This guide is designed to provide students working on a journal with resources to assist in working on source and cite assignments, particularly with locating items that are not available through the law library.
Researching and writing a scholarly article is very different from the kind of research you have experienced while writing memos and briefs during your first year of law school. For assistance with the note writing process, from selecting your topic to researching the issues, see the Researching for Journal Notes, Comments and Paper Courses Guide.

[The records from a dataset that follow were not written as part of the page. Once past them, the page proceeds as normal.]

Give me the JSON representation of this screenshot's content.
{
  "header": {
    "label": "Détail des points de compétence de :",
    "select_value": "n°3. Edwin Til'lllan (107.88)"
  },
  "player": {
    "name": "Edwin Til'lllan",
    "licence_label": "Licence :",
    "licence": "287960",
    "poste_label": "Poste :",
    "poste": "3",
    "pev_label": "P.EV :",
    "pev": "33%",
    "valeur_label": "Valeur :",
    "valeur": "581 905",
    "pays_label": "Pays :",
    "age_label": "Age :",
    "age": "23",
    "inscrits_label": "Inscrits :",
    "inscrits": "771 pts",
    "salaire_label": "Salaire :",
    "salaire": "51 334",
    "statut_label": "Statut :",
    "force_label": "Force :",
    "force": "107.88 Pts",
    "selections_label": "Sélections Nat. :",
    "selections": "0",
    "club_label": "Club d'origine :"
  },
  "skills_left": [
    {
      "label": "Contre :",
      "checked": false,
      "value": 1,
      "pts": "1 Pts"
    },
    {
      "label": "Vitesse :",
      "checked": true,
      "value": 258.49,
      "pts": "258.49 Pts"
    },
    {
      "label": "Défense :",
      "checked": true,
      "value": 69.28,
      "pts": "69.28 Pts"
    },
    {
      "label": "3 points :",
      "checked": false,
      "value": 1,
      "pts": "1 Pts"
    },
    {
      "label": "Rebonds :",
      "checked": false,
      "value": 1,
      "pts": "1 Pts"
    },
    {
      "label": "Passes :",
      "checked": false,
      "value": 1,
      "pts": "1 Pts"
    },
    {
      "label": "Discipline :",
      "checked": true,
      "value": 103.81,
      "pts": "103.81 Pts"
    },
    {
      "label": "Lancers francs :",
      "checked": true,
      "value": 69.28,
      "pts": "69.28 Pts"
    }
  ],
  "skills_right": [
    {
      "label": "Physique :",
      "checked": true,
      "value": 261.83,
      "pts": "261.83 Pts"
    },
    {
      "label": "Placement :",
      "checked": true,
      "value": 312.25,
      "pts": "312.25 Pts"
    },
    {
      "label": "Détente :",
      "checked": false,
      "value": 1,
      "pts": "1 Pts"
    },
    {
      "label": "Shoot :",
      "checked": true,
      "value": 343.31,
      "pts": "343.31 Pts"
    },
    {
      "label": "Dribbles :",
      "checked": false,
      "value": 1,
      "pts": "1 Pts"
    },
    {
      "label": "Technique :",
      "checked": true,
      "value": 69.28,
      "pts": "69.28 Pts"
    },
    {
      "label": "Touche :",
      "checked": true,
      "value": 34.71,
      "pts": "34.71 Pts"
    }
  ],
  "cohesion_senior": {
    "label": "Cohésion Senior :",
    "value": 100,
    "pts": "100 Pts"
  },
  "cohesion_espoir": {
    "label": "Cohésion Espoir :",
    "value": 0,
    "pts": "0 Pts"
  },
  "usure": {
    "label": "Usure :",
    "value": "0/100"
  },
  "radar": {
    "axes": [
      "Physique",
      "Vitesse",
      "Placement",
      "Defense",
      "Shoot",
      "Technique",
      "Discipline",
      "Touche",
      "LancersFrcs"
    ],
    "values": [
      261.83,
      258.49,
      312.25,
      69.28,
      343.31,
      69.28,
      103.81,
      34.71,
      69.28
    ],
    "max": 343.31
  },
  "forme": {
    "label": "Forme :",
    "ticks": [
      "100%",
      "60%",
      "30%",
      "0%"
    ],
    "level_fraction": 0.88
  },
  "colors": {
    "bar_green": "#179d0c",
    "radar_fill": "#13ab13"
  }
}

Questions? Contact Philip Johnson at philipj@uic.edu
To get help from a person
Reference librarians are here to help you – just ask! Reference librarians can:
To find what the library has
Finding items at other libraries
WorldCat lists items at libraries worldwide and is especially useful in finding books. At the top of each record, you can find the OCLC number needed for interlibrary loan requests.
Visiting other libraries
Because our library is in a partnership with the other academic law libraries in Chicago (Chicago-Kent, DePaul, Northwestern, Loyola, and the University of Chicago), you can enter those libraries with your UIC ID. You can view materials at these libraries and make copies of materials, but cannot check them out in person. If you need to borrow an item, please submit an ILL request following the procedures described below. Cook County Law Library, the Seventh Circuit Library, and the Chicago Public Library’s Harold Washington Library are open to the public.
Borrowing items from other libraries
Interlibrary Loan (ILL) Interlibrary loan is a cooperative, voluntary system that allows us to borrow items from other libraries on your behalf. If you request an ILL, you are solely responsible for its return, unless it is a photocopy. Our interlibrary loan system does not enable librarians to select a specific length of time that interlibrary loan items will be loaned to us; each loaning library imposes its own limits. Every book loaned will have a due date, usually for 3-4 weeks. Place ILL requests as soon as possible; we do not know how long any individual request will take. It can sometimes take up to 4 weeks for items to arrive, though if they are available locally, they often arrive within 1 week.
How Do I Make an ILL Request?
Each journal has identified one person per article to submit all requests for ILLs to the library. The official ILL requestor will review the requests and submit them to Philip Johnson for processing.
Why would I not receive an item via Interlibrary Loan?
Libraries generally do not loan reference books, rare books, loose-leaf volumes, books kept on reserve, multi-volume sets, textbooks, study guides, CD-ROMs, and DVDs, entire issues or volumes of law reviews, journals, and newspapers, and very recently published materials. For these items, it may be quicker to get these sources directly from the author. Your request will not be processed if the requested item is in the library’s print or electronic collection, if another request has recently been made for the same item on behalf of the same journal, or if the item is available at Harold Washington Library across the street.